Researchers from Biogen Idec, the manufacturer of natalizumab (Tysabri), have developed an enzyme-linked immunosorbent assay that can detect antibodies for JC polyomavirus (JCV). The virus is responsible for progressive multifocal leukoencephalopathy (PML), a serious opportunistic infection of the brain that can result in death. The risk of developing PML is increased drastically in patients receiving natalizumab.

The utility of the assay is still up for debate, and numerous studies evaluating its use have been published in the September 2010 issue of the Annals of Neurology, along with an editorial that further analyzes its benefit. In one study, funded by Biogen Idec, it was found that in 831 MS patients treated with natalizumab, 53.6% tested positive for anti-JCV antibodies, in contrast to other studies that have shown a much higher percentage of the natalizumab-treated population exposed to JCV. The prognostic robustness of this assay is evident in the fact that of the 17 patients who were diagnosed with PML, 100% of them tested positive for anti-JCV antibodies.

Published in the same issue of the Annals of Neurology, an editorial written by Kenneth Tyler, MD, of the University of Colorado School of Medicine, states that the utility of this new assay, in comparison with older blood or urine tests, cannot be overstated. Older tests were not as selective for JCV and “cross-reactivity between antibodies directed against JCV and other human polyomaviruses including BK, KI, WU, and Merkel cell polyomaviruses” was far too cumbersome.

A sensitive and specific test for anti-JCV antibodies will be able to better stratify MS patients by risk for contracting PML when given natalizumab, and a more educated decision to treat with natalizumab can be made. Even with the promising results of the assay, more clinical trials are still underway to assess its use before it is broadly applied to the MS population.

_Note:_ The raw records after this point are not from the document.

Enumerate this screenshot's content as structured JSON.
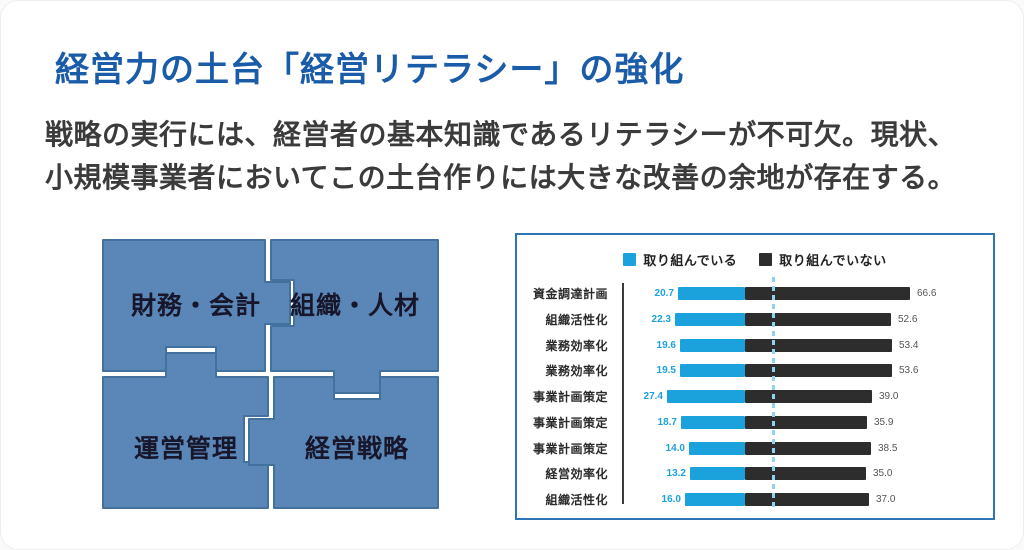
{
  "slide": {
    "title": "経営力の土台「経営リテラシー」の強化",
    "body_line1": "戦略の実行には、経営者の基本知識であるリテラシーが不可欠。現状、",
    "body_line2": "小規模事業者においてこの土台作りには大きな改善の余地が存在する。"
  },
  "puzzle": {
    "pieces": [
      {
        "label": "財務・会計"
      },
      {
        "label": "組織・人材"
      },
      {
        "label": "運営管理"
      },
      {
        "label": "経営戦略"
      }
    ],
    "fill_color": "#5b87b8",
    "edge_color": "#41719c"
  },
  "chart_data": {
    "type": "bar",
    "orientation": "horizontal-diverging-stacked",
    "title": "",
    "legend_position": "top-center",
    "legend": [
      {
        "label": "取り組んでいる",
        "color": "#1ba1dc"
      },
      {
        "label": "取り組んでいない",
        "color": "#2d2d2d"
      }
    ],
    "categories": [
      "資金調達計画",
      "組織活性化",
      "業務効率化",
      "業務効率化",
      "事業計画策定",
      "事業計画策定",
      "事業計画策定",
      "経営効率化",
      "組織活性化"
    ],
    "series": [
      {
        "name": "取り組んでいる",
        "values": [
          20.7,
          22.3,
          19.6,
          19.5,
          27.4,
          18.7,
          14.0,
          13.2,
          16.0
        ]
      },
      {
        "name": "取り組んでいない",
        "values": [
          66.6,
          52.6,
          53.4,
          53.6,
          39.0,
          35.9,
          38.5,
          35.0,
          37.0
        ]
      }
    ],
    "value_labels_shown": true,
    "box_border_color": "#2e75b6",
    "dashed_guide_color": "#8ed4f0",
    "blue_value_text_color": "#1ba1dc",
    "dark_value_text_color": "#555555"
  },
  "colors": {
    "title_blue": "#1b5ca8",
    "body_text": "#3b3b3b"
  }
}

Fast Fact: The farther an individual lives from the equator, the higher the incidence of multiple sclerosis.

Albuterol Added to Glatiramer Acetate Shows Benefit

In a move toward another potential oral therapy option for MS, a study published in the September 2010 issue of the Archives of Neurology demonstrated improved clinical outcomes when oral albuterol is combined with subcutaneous glatiramer acetate. Noting the hypothesis that MS is an autoimmune disease mediated by interleukin 12 (IL-12), the researchers theorized that a treatment that reportedly decreases IL-12 expression in monocytes in healthy individuals, albuterol, may modify MS disease.

The double-blind study randomized 44 subjects with relapsing-remitting MS to receive glatiramer acetate 20 mg subcutaneously plus albuterol 4 mg orally once daily or glatiramer acetate plus placebo. The subjects were followed for 2 years. The primary end point was change in Multiple Sclerosis Functional Composite (MSFC) and MRI; immunologic and other clinical markers were used as secondary end points. At 6 months, subjects receiving glatiramer acetate plus albuterol had a significantly greater MSFC compared with subjects receiving glatiramer acetate plus placebo. No significant treatment effect was observed at 2 years.

Because there was early significant improvement but no significant improvement in MSFC at 2 years, the authors suggest that “the addition of albuterol to glatiramer acetate therapy at the time of treatment initiation may accelerate clinical response.” Despite the promising results, more definitive studies are still needed until albuterol therapy is recommended as a disease-modifying drug.